Amerykański lotniskowiec na wodach Zatoki Perskiej. Pierwszy raz od czasu gdy USA wycofały się z porozumienia z Iranem [VIDEO]

USS John C. Stennis (CVN-74). Foto: facebook.com/stennis74
USS John C. Stennis (CVN-74). Foto: facebook.com/stennis74
REKLAMA

Amerykański lotniskowiec o napędzie atomowym, USS John C. Stennis (CVN 74), wpłynął na wody Zatoki Perskiej. Irańskie kutry rakietowe prowadziły próbne odpalenia rakiet w pobliżu.

Wizyta USS John C. Stennis (CVN 74) na wodach Zatoki Perskiej to pierwszy taki przypadek od momentu gdy USA ogłosiły w maju 2018 jednostronne wycofanie z porozumienia nuklearnego z Iranem. Przerwa w wizytach amerykańskich lotniskowców na tym akwenie była najdłuższa od czasu ataków na terrorystycznych na World Trade Center 11 września 2001 roku.

REKLAMA

Wizyta ma miejsce w trakcie rosnących napięć między USA oraz ich sojusznikami w regionie, a Iranem. W ślad za wycofaniem się z porozumienia nuklearnego Stany Zjednoczone ogłosiły sankcje na irańskie firmy. Od listopada amerykańskim embargiem dotknięty jest kluczowy dla gospodarki Iranu eksport ropy naftowej.

Na razie główni odbiorcy irańskiej ropy (np: Indie, Chiny, Turcja czy Włochy) otrzymali od amerykańskich władz czasowe zwolnienia i mogą ją nadal importować z Iranu.

Iran ogłosił, że w przypadku gdy eksport irańskiej ropy zostanie wstrzymany przez sankcje, zablokuje transporty tego surowca z Zatoki Perskiej. Cieśnina Ormuz w najwęższym miejscu ma zaledwie 33 kilometry szerokości.

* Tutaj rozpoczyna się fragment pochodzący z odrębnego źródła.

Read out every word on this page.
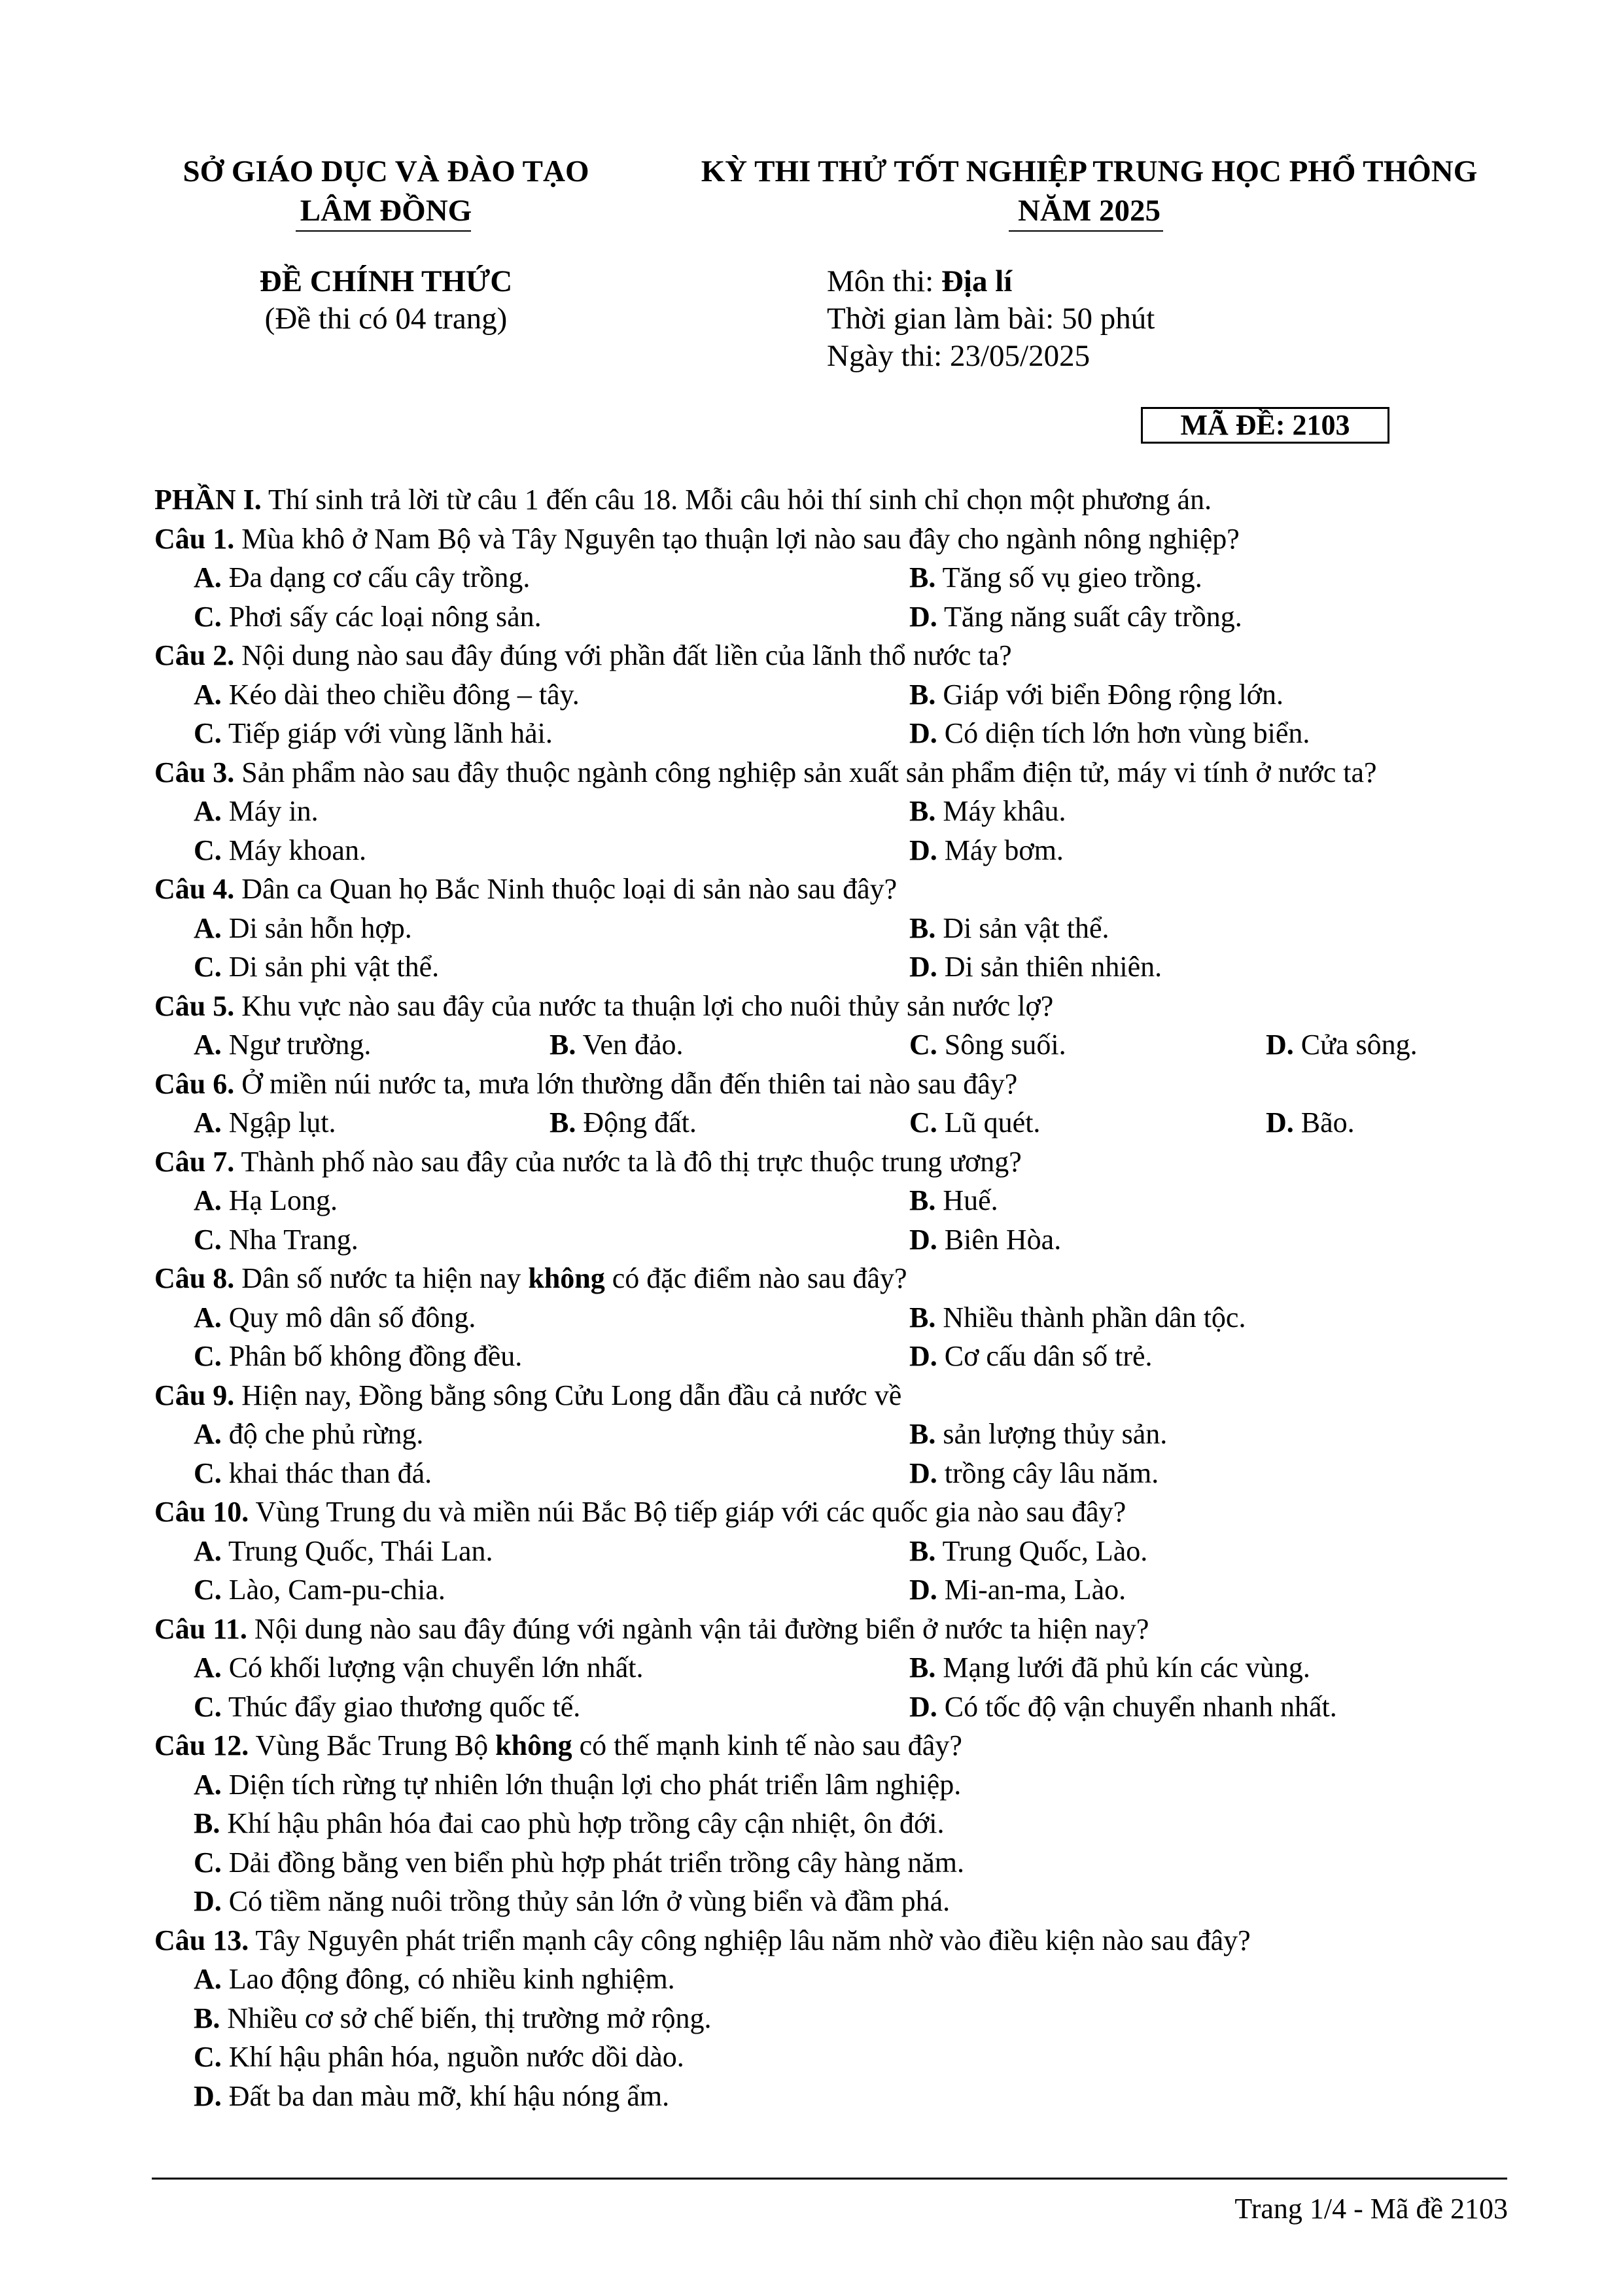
SỞ GIÁO DỤC VÀ ĐÀO TẠO
LÂM ĐỒNG
KỲ THI THỬ TỐT NGHIỆP TRUNG HỌC PHỔ THÔNG
NĂM 2025
ĐỀ CHÍNH THỨC
(Đề thi có 04 trang)
Môn thi: Địa lí
Thời gian làm bài: 50 phút
Ngày thi: 23/05/2025
MÃ ĐỀ: 2103
PHẦN I. Thí sinh trả lời từ câu 1 đến câu 18. Mỗi câu hỏi thí sinh chỉ chọn một phương án.
Câu 1. Mùa khô ở Nam Bộ và Tây Nguyên tạo thuận lợi nào sau đây cho ngành nông nghiệp?
A. Đa dạng cơ cấu cây trồng.	B. Tăng số vụ gieo trồng.
C. Phơi sấy các loại nông sản.	D. Tăng năng suất cây trồng.
Câu 2. Nội dung nào sau đây đúng với phần đất liền của lãnh thổ nước ta?
A. Kéo dài theo chiều đông – tây.	B. Giáp với biển Đông rộng lớn.
C. Tiếp giáp với vùng lãnh hải.	D. Có diện tích lớn hơn vùng biển.
Câu 3. Sản phẩm nào sau đây thuộc ngành công nghiệp sản xuất sản phẩm điện tử, máy vi tính ở nước ta?
A. Máy in.	B. Máy khâu.
C. Máy khoan.	D. Máy bơm.
Câu 4. Dân ca Quan họ Bắc Ninh thuộc loại di sản nào sau đây?
A. Di sản hỗn hợp.	B. Di sản vật thể.
C. Di sản phi vật thể.	D. Di sản thiên nhiên.
Câu 5. Khu vực nào sau đây của nước ta thuận lợi cho nuôi thủy sản nước lợ?
A. Ngư trường.	B. Ven đảo.	C. Sông suối.	D. Cửa sông.
Câu 6. Ở miền núi nước ta, mưa lớn thường dẫn đến thiên tai nào sau đây?
A. Ngập lụt.	B. Động đất.	C. Lũ quét.	D. Bão.
Câu 7. Thành phố nào sau đây của nước ta là đô thị trực thuộc trung ương?
A. Hạ Long.	B. Huế.
C. Nha Trang.	D. Biên Hòa.
Câu 8. Dân số nước ta hiện nay không có đặc điểm nào sau đây?
A. Quy mô dân số đông.	B. Nhiều thành phần dân tộc.
C. Phân bố không đồng đều.	D. Cơ cấu dân số trẻ.
Câu 9. Hiện nay, Đồng bằng sông Cửu Long dẫn đầu cả nước về
A. độ che phủ rừng.	B. sản lượng thủy sản.
C. khai thác than đá.	D. trồng cây lâu năm.
Câu 10. Vùng Trung du và miền núi Bắc Bộ tiếp giáp với các quốc gia nào sau đây?
A. Trung Quốc, Thái Lan.	B. Trung Quốc, Lào.
C. Lào, Cam-pu-chia.	D. Mi-an-ma, Lào.
Câu 11. Nội dung nào sau đây đúng với ngành vận tải đường biển ở nước ta hiện nay?
A. Có khối lượng vận chuyển lớn nhất.	B. Mạng lưới đã phủ kín các vùng.
C. Thúc đẩy giao thương quốc tế.	D. Có tốc độ vận chuyển nhanh nhất.
Câu 12. Vùng Bắc Trung Bộ không có thế mạnh kinh tế nào sau đây?
A. Diện tích rừng tự nhiên lớn thuận lợi cho phát triển lâm nghiệp.
B. Khí hậu phân hóa đai cao phù hợp trồng cây cận nhiệt, ôn đới.
C. Dải đồng bằng ven biển phù hợp phát triển trồng cây hàng năm.
D. Có tiềm năng nuôi trồng thủy sản lớn ở vùng biển và đầm phá.
Câu 13. Tây Nguyên phát triển mạnh cây công nghiệp lâu năm nhờ vào điều kiện nào sau đây?
A. Lao động đông, có nhiều kinh nghiệm.
B. Nhiều cơ sở chế biến, thị trường mở rộng.
C. Khí hậu phân hóa, nguồn nước dồi dào.
D. Đất ba dan màu mỡ, khí hậu nóng ẩm.
Trang 1/4 - Mã đề 2103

Jest to o tyle istotne, że oznacza to wstrzymanie około jednej trzeciej światowego wolumenu produkcji ropy i miałoby katastrofalny wpływ na cenę surowca, która wzrosłaby skokowo do poziomów, które trudno w tym momencie precyzyjnie określić.

Wkrótce po tym gdy USS John C. Stennis (CVN 74) wpłynął na wody Zatoki Perskiej doszło do pierwszego spotkania z irańskimi kutrami rakietowymi. Przeprowadziły one próbne strzelania rakietowe w pobliżu amerykańskich okrętów. Dron wysłany z pokładu jednego z nich śledził lotniskowiec.

W przeszłości wielokrotnie dochodziło do sytuacji, w której amerykańskie i irańskie okręty zbliżały się do siebie niebezpiecznie blisko.

W styczniu 2016 roku doszło do zatrzymania i aresztowania amerykańskich żołnierzy po tym, gdy ich kuter zdryfował na wody terytorialne Iranu po awarii silnika.

W 2017 roku do prowadzącego nocne operacje powietrzne lotniskowca o napędzie atomowym USS Nimitz (CVN 68) zbliżył się nieoświetlony irański dron, co zmusiło Amerykanów do przerwania operacji ze względów bezpieczeństwa.

W październiku 2018 dwa irańskie kutry zbliżyły się do amerykańskiego okrętu USS Essex (LHD-2). Na jego pokładzie przebywał w tym czasie dowódca United States Central Command (CENTCOM) generał Joseph Votel. Mimo niewielkiej odległości jaka dzieliła okręty zachowanie irańskich kutrów zostało określone jako „profesjonalne”, choć jeden z nich przepłynął przed dziobem amerykańskiej jednostki. Oznacza to, że wszystkie uczestniczące w zdarzeniu okręty zachowały łączność i informowały się o planowanych manewrach, dzięki czemu nie było ryzyka kolizji.